The mastermind of hit TV series “Lost” and “Alias” has prepared yet another
mind twisting show, due to premiere on Fox, Tuesday at 8 p.m. ET/PT.
Tomorrow is said to become today in “Fringe,” as it mainly
focuses on the idea of eerie science and its radical effects, which tend to
distort the line between now and then, us and them and the achievable and
impossible.
“The show is coming out a time when every week we read or
see some kind of potentially horrifying scientific breakthrough ... We are at a
time where science is out of control,” J.J. Abrams told reporters in a
conference call on Thursday, according to Reuters.
The pilot episode of the upcoming sci-fi drama opens in the
clouds, literally speaking, as it takes viewers aboard a Boston-bound jetliner
that unexpectedly faces a powerful blast.
After you figure out that the jet nonetheless lands
undamaged at Logan
Airport, you’ll breathe a
sigh of relief. However, I warn you that relief will not last long. It will be
gruesome to find out that all of the aircraft’s passengers have died because
some kind of supernatural phenomenon turned their flesh into goo.
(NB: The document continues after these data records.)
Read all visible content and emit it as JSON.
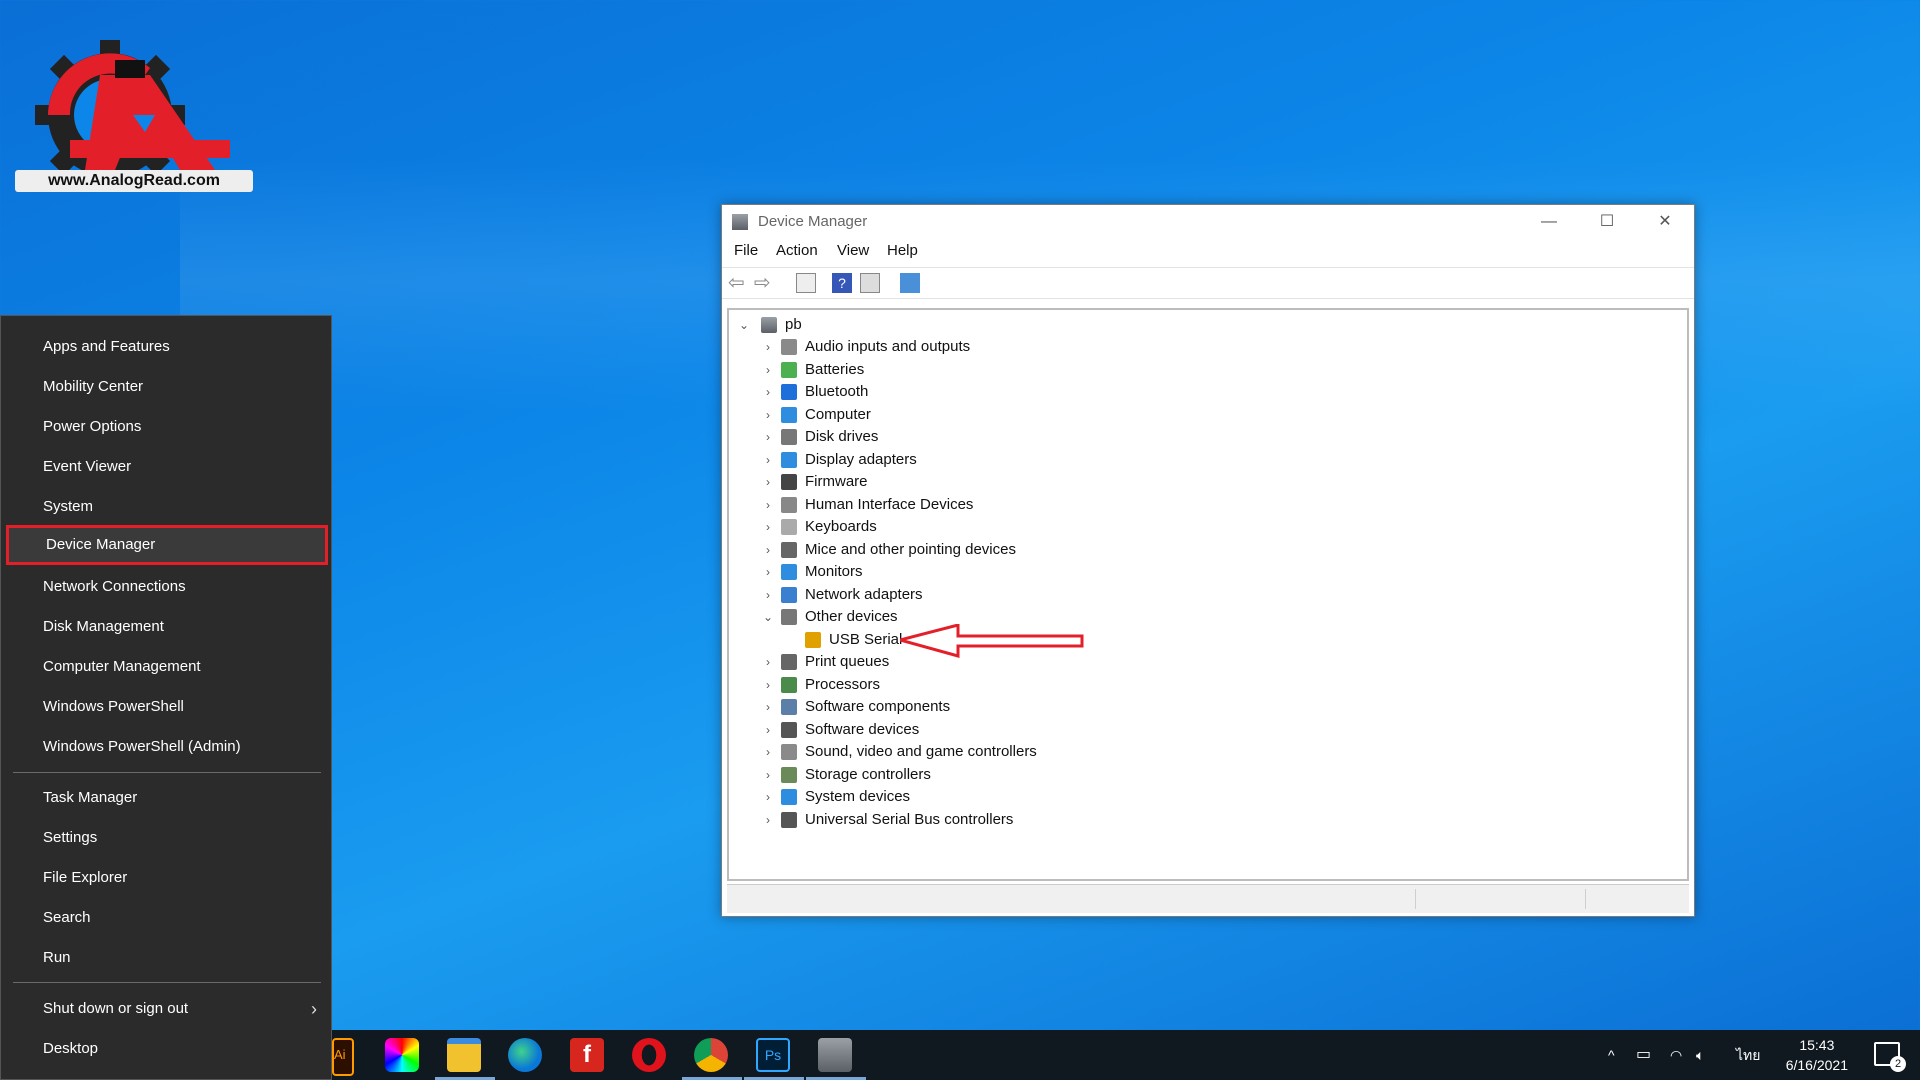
{
  "watermark": {
    "text": "www.AnalogRead.com"
  },
  "winx_menu": {
    "groups": [
      [
        "Apps and Features",
        "Mobility Center",
        "Power Options",
        "Event Viewer",
        "System",
        "Device Manager",
        "Network Connections",
        "Disk Management",
        "Computer Management",
        "Windows PowerShell",
        "Windows PowerShell (Admin)"
      ],
      [
        "Task Manager",
        "Settings",
        "File Explorer",
        "Search",
        "Run"
      ],
      [
        "Shut down or sign out",
        "Desktop"
      ]
    ],
    "selected": "Device Manager",
    "highlight_color": "#e3202a"
  },
  "device_manager": {
    "title": "Device Manager",
    "menu": [
      "File",
      "Action",
      "View",
      "Help"
    ],
    "tree": {
      "root": "pb",
      "categories": [
        {
          "label": "Audio inputs and outputs",
          "icon": "speaker-icon",
          "expanded": false
        },
        {
          "label": "Batteries",
          "icon": "battery-icon",
          "expanded": false
        },
        {
          "label": "Bluetooth",
          "icon": "bluetooth-icon",
          "expanded": false
        },
        {
          "label": "Computer",
          "icon": "computer-icon",
          "expanded": false
        },
        {
          "label": "Disk drives",
          "icon": "disk-icon",
          "expanded": false
        },
        {
          "label": "Display adapters",
          "icon": "display-icon",
          "expanded": false
        },
        {
          "label": "Firmware",
          "icon": "firmware-icon",
          "expanded": false
        },
        {
          "label": "Human Interface Devices",
          "icon": "hid-icon",
          "expanded": false
        },
        {
          "label": "Keyboards",
          "icon": "keyboard-icon",
          "expanded": false
        },
        {
          "label": "Mice and other pointing devices",
          "icon": "mouse-icon",
          "expanded": false
        },
        {
          "label": "Monitors",
          "icon": "monitor-icon",
          "expanded": false
        },
        {
          "label": "Network adapters",
          "icon": "network-icon",
          "expanded": false
        },
        {
          "label": "Other devices",
          "icon": "unknown-device-icon",
          "expanded": true,
          "children": [
            {
              "label": "USB Serial",
              "icon": "warning-device-icon"
            }
          ]
        },
        {
          "label": "Print queues",
          "icon": "printer-icon",
          "expanded": false
        },
        {
          "label": "Processors",
          "icon": "processor-icon",
          "expanded": false
        },
        {
          "label": "Software components",
          "icon": "software-component-icon",
          "expanded": false
        },
        {
          "label": "Software devices",
          "icon": "software-device-icon",
          "expanded": false
        },
        {
          "label": "Sound, video and game controllers",
          "icon": "sound-icon",
          "expanded": false
        },
        {
          "label": "Storage controllers",
          "icon": "storage-icon",
          "expanded": false
        },
        {
          "label": "System devices",
          "icon": "system-icon",
          "expanded": false
        },
        {
          "label": "Universal Serial Bus controllers",
          "icon": "usb-icon",
          "expanded": false
        }
      ]
    }
  },
  "taskbar": {
    "apps": [
      "illustrator-icon",
      "color-wheel-icon",
      "file-explorer-icon",
      "edge-icon",
      "foxit-icon",
      "opera-icon",
      "chrome-icon",
      "photoshop-icon",
      "device-manager-icon"
    ],
    "language": "ไทย",
    "time": "15:43",
    "date": "6/16/2021",
    "notification_count": "2"
  }
}
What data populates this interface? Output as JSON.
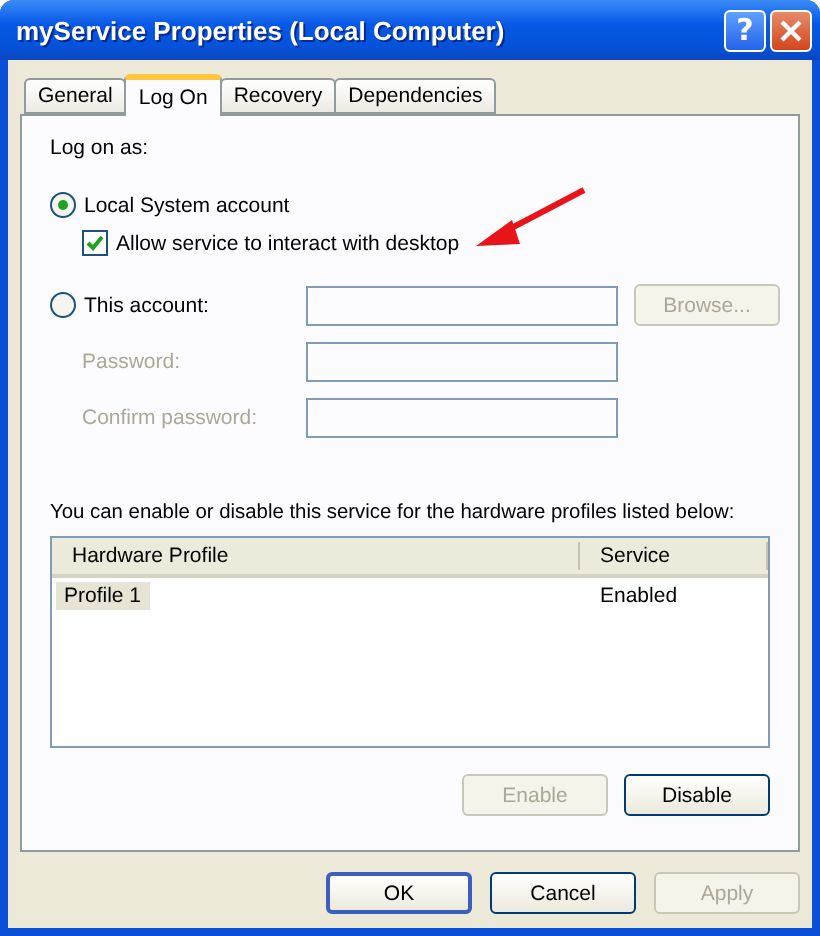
{
  "window": {
    "title": "myService Properties (Local Computer)",
    "help": "?"
  },
  "tabs": [
    {
      "label": "General",
      "selected": false
    },
    {
      "label": "Log On",
      "selected": true
    },
    {
      "label": "Recovery",
      "selected": false
    },
    {
      "label": "Dependencies",
      "selected": false
    }
  ],
  "log_on_as": {
    "label": "Log on as:",
    "accounts": [
      {
        "label": "Local System account",
        "selected": true
      },
      {
        "label": "This account:",
        "selected": false
      }
    ],
    "interact": {
      "label": "Allow service to interact with desktop",
      "checked": true
    },
    "browse": {
      "label": "Browse...",
      "disabled": true
    },
    "password_fields": [
      {
        "label": "Password:",
        "disabled": true
      },
      {
        "label": "Confirm password:",
        "disabled": true
      }
    ]
  },
  "profiles": {
    "hint": "You can enable or disable this service for the hardware profiles listed below:",
    "columns": [
      "Hardware Profile",
      "Service"
    ],
    "rows": [
      {
        "cells": [
          "Profile 1",
          "Enabled"
        ],
        "selected": true
      }
    ],
    "buttons": [
      {
        "label": "Enable",
        "disabled": true
      },
      {
        "label": "Disable",
        "disabled": false
      }
    ]
  },
  "buttons": [
    {
      "label": "OK",
      "disabled": false,
      "default": true
    },
    {
      "label": "Cancel",
      "disabled": false,
      "default": false
    },
    {
      "label": "Apply",
      "disabled": true,
      "default": false
    }
  ]
}
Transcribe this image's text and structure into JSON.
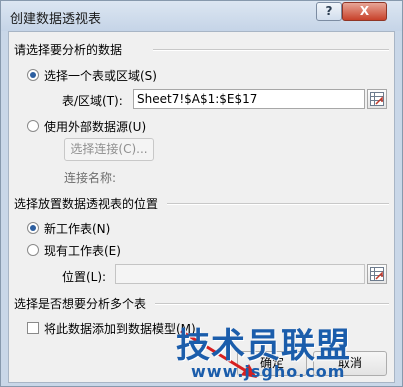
{
  "window": {
    "title": "创建数据透视表",
    "help_glyph": "?",
    "close_glyph": "X"
  },
  "source": {
    "section_title": "请选择要分析的数据",
    "option_range": "选择一个表或区域(S)",
    "range_label": "表/区域(T):",
    "range_value": "Sheet7!$A$1:$E$17",
    "option_external": "使用外部数据源(U)",
    "choose_connection_button": "选择连接(C)...",
    "connection_name_label": "连接名称:"
  },
  "placement": {
    "section_title": "选择放置数据透视表的位置",
    "option_new_sheet": "新工作表(N)",
    "option_existing_sheet": "现有工作表(E)",
    "location_label": "位置(L):",
    "location_value": ""
  },
  "multiple": {
    "section_title": "选择是否想要分析多个表",
    "add_to_model_label": "将此数据添加到数据模型(M)"
  },
  "buttons": {
    "ok_label": "确定",
    "cancel_label": "取消"
  },
  "watermark": {
    "text": "技术员联盟",
    "url": "www.jsgho.com"
  },
  "colors": {
    "accent": "#2c5ea0",
    "close": "#c8412a",
    "watermark": "#1b5dab",
    "arrow": "#d81f1f"
  },
  "state": {
    "selected_source": "range",
    "selected_placement": "new_sheet",
    "add_to_model": false
  }
}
It’s time for FBI special agent Olivia Dunham (Australian actress
Anna Torv) to enter the stage, together with Walter Bishop (John Noble), a grumpy
elderly genius who has spent the past two decades of his life in an asylum and
the only one who can encourage him into helping the FBI is his estranged son,
Peter (“Dawson’s Creek’s” Joshua Jackson).
In spite of the fact that puzzling sci-fi occurrences in
“Fringe” may seem rather far-fetched and mind-boggling, J.J. Abrams assures us
nothing is too implausible or unbelievable in the upcoming series, as the
simple “fiction” description might lead us to believe.
“A lot of the stuff that we’re talking about is at least
within the realm of possibility, although we’re pushing it,” Abrams said. “The
stuff we’re talking about now is not so much sci-fi as it is sci. The stuff that
you never in a million years thought would actually be possible is happening
every day,” he added, according to The New York Daily News.